A big issue to address when trying to embed libgcj code into apache is how to reconcile the thread-based model of Java with the multi-processing (MP) architecture of Apache. The default MP mode for Apache 2.0 on Unix platforms is the traditional preforked model. But even the threaded worker mode is actually a hybrid multi-threaded multi-process approach, so a purely threaded execution is not available with any of the major Apache MP modules on Unix.

The current mod_gcj code just ignores these threading issues, with the following implications:

In preforked mode, the Java VM is created when the module is initialized. When a process is forked, the Java VM is forked with it, resulting in one VM per process. Since the libgcj VM is comparatively slim and Linux and most modern Unixes do lazy copy-on-write copying of process memory, this works surprisingly well and may be an option for situations where performance/memory usage is not the paramount concern and having multiple VMs is not a problem. However, it's not the way to go if we want a solution that "feels right" for Java.

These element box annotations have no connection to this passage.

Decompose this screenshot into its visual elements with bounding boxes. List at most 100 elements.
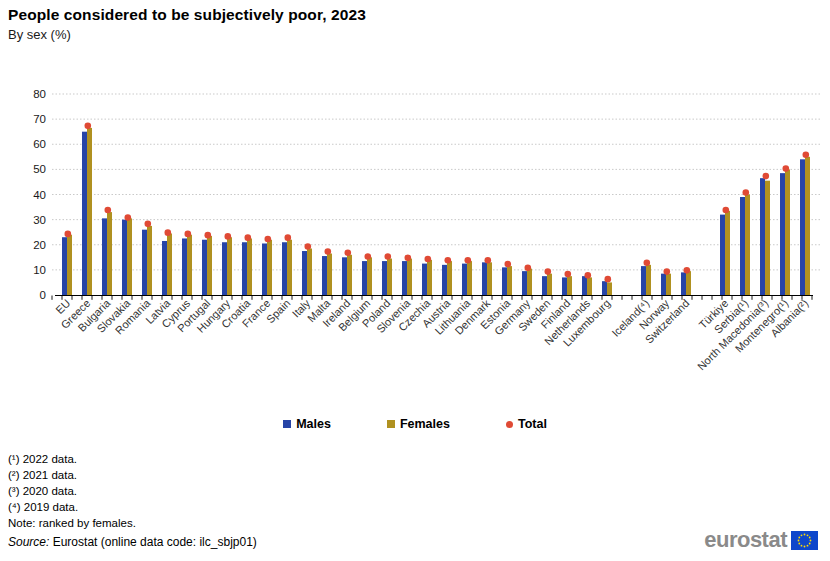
total-dot: [763, 173, 770, 180]
y-tick-label: 10: [33, 264, 46, 276]
bar-males: [362, 261, 367, 295]
bar-females: [287, 240, 292, 295]
y-tick-label: 70: [33, 113, 46, 125]
flag-star-icon: [798, 539, 800, 541]
eurostat-logo: eurostat: [704, 527, 818, 553]
bar-females: [567, 276, 572, 295]
bar-males: [562, 277, 567, 295]
bar-females: [527, 269, 532, 295]
bar-females: [447, 261, 452, 295]
total-swatch-icon: [506, 421, 513, 428]
flag-star-icon: [809, 536, 811, 538]
bar-females: [467, 261, 472, 295]
flag-star-icon: [810, 539, 812, 541]
bar-females: [247, 238, 252, 295]
total-dot: [743, 189, 750, 196]
total-dot: [723, 207, 730, 214]
bar-females: [407, 259, 412, 295]
y-tick-label: 20: [33, 239, 46, 251]
bar-females: [187, 235, 192, 295]
footnotes: (¹) 2022 data. (²) 2021 data. (³) 2020 d…: [8, 451, 257, 550]
legend-item-females: Females: [387, 417, 450, 431]
bar-males: [302, 251, 307, 295]
total-dot: [185, 231, 192, 238]
total-dot: [145, 221, 152, 228]
legend-label-females: Females: [400, 417, 450, 431]
flag-star-icon: [804, 545, 806, 547]
bar-females: [686, 271, 691, 295]
legend-item-males: Males: [283, 417, 331, 431]
bar-males: [322, 256, 327, 295]
legend: Males Females Total: [0, 417, 830, 431]
total-dot: [305, 243, 312, 250]
bar-females: [607, 282, 612, 295]
source-text: Eurostat (online data code: ilc_sbjp01): [49, 535, 256, 549]
total-dot: [85, 123, 92, 130]
bar-males: [102, 218, 107, 295]
bar-males: [162, 241, 167, 295]
flag-star-icon: [798, 536, 800, 538]
bar-males: [242, 242, 247, 295]
bar-males: [142, 230, 147, 295]
total-dot: [385, 253, 392, 260]
y-tick-label: 60: [33, 138, 46, 150]
bar-females: [167, 233, 172, 295]
bar-males: [641, 266, 646, 295]
total-dot: [525, 265, 532, 272]
footnote-3: (³) 2020 data.: [8, 483, 257, 499]
bar-males: [342, 257, 347, 295]
source-line: Source: Eurostat (online data code: ilc_…: [8, 534, 257, 550]
total-dot: [245, 234, 252, 241]
bar-males: [482, 262, 487, 295]
bar-females: [507, 266, 512, 295]
bar-males: [402, 261, 407, 295]
total-dot: [803, 151, 810, 158]
y-tick-label: 40: [33, 189, 46, 201]
bar-females: [87, 128, 92, 295]
bar-females: [487, 262, 492, 295]
eu-flag-icon: [791, 531, 818, 550]
bar-males: [522, 271, 527, 295]
page: People considered to be subjectively poo…: [0, 0, 830, 561]
bar-males: [602, 281, 607, 295]
bar-females: [587, 277, 592, 295]
total-dot: [405, 254, 412, 261]
bar-chart: 01020304050607080EUGreeceBulgariaSlovaki…: [0, 0, 830, 415]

In worker/threaded mode, we run into problems because libgcj requires pthread functions to be overridden for the garbage collector to do its work. Thus, the current code does not work at all with the Apache worker MPM unless one changes the APR Threading functions to use the libgcj-provided threading functions (See this posting for possible solutions). Although getting a fix for this into Apache might be possible, I don't feel this would be the best solution either.

Dynamic Loading

Another big problem one faces when linking Apache with libgcj code is the way classes are loaded from dynamically linked libraries. libgcj does not like to see classes it already knows about in libraries. In fact it hates it so much that it throws an error that will cause the loading program to exit. Unfortunately, Apache has the habit of loading modules multiple times during startup and when reloading the configuration.

To overcome this I first tried to separate code into two separate libraries - one containing C++ code directly placed into the Apache modules directory, and one containing the Java code placed in /usr/lib. Unfortunately, this hack doesn't work 100% well either. The next thing I tried was to link the module statically into Apache. Alas, the loading troubles have gone, but requiring statical linking and thus recompiling Apache for mod_gcj is not a viable option for most real-world applications.

Solution

Of course, problems are here to be solved. I'm currently working on a design that will overcome these problems, yet sticks to the original goal of making embedding GCJ/Java into Apache easy, efficient and trouble-free.